Het voedsel bestaat voornamelijk uit vis, maar ook andere waterdieren als schildpadden, kikkers, vogels, zoogdieren en kreeftachtigen zoals krabben worden gegeten. Jonge en kleine exemplaren eten hoofdzakelijk kleine vissen en andere kleinere dieren zoals ongewervelden. Vijanden van met name de juvenielen zijn vogels, grote vissen, wasberen en verwilderde katten.

De vrouwtjes graven na de paring een kuil in het zand, in de bladeren van de strooisellaag of in mergel waarin normaal gesproken tussen de 30 en 60 eitjes worden afgezet. Meestal wordt een ondiep hol gegraven waarin de eitjes worden gedeponeerd. De eieren worden bedekt met plantendelen. Als de bodem echter niet geschikt is om te graven, wordt een bovengronds nest gemaakt. Dit gebeurt gedurende het droge seizoen om te voorkomen dat de eitjes worden weggespoeld of verdrinken. Sommige vrouwtjes deponeren de eieren in een gemeenschappelijk nest, maar in andere populaties tolereren de vrouwtjes elkaar niet en bakenen een territorium af.

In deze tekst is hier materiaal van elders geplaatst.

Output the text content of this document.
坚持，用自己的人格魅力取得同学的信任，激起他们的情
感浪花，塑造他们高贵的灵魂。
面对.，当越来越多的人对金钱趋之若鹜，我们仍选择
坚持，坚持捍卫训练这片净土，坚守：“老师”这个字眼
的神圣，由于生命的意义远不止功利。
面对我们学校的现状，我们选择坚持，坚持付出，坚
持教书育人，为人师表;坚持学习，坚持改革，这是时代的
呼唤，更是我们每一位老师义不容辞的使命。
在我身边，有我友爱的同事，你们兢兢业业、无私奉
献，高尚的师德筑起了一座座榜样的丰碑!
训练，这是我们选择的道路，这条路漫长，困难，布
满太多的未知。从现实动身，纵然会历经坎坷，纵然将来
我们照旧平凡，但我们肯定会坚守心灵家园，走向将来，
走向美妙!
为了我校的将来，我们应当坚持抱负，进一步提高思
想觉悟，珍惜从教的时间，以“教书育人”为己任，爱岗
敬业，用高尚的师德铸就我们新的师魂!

De sterfte in het ei is hoog bij deze soort en met name eieren die in holen worden afgezet hebben een grotere kans op verdrinking. Als de eieren uitkomen worden ze soms door het vrouwtje opgegraven en de jongen worden vervolgens door de moeder naar het water gebracht.

Beschermingsstatus

Door de internationale natuurbeschermingsorganisatie IUCN is de beschermingsstatus 'kwetsbaar' toegewezen (Vulnerable of VU). Het aantal in het wild levende exemplaren wordt geschat op vijfduizend.